26. Internal Verification Checklist

Verify internally:

  • Which workloads have HPA enabled?
  • Which workloads intentionally do not use HPA?
  • What is the standard min replica count for production APIs?
  • What is the approved HPA API version?
  • Are CPU requests mandatory?
  • Are memory-based HPAs allowed?
  • Are custom metrics supported?
  • Are external metrics supported?
  • Is KEDA used?
  • Who owns the metrics adapter?
  • Who owns Cluster Autoscaler/Karpenter/AKS node pool autoscaling?
  • What dashboards show current vs desired replicas?
  • What alert fires when HPA reaches max replicas?
  • What alert fires when metrics are unavailable?
  • Are HPA max replicas reviewed against DB/broker/cache capacity?
  • Are HPA changes reviewed by platform/SRE?
  • Are manual scale actions allowed in production?
  • How does GitOps handle manual scaling?
  • Are HPA decisions documented in ADR or production readiness review?

27. Key Takeaways

HPA is useful, but only when its signal, policy, and dependency model are correct.

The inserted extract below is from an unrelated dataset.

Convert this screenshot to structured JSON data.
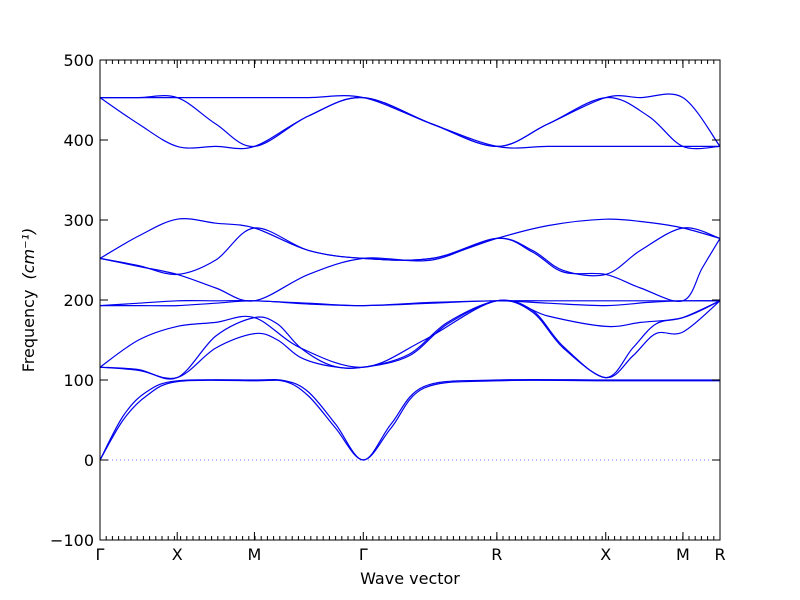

For backend engineers, HPA operations require understanding:

  • what pressure the metric represents;
  • whether scaling pods reduces that pressure;
  • how long scale-out takes;
  • whether new pods become Ready quickly;
  • whether downstream systems can absorb more concurrency;
  • whether max replicas are safe;
  • whether scaling behavior is observable;
  • whether failure modes are covered by runbooks.

The dangerous assumption is:

More pods always means more reliability.

The production-grade view is:

More pods are helpful only when they add useful capacity without creating a new bottleneck.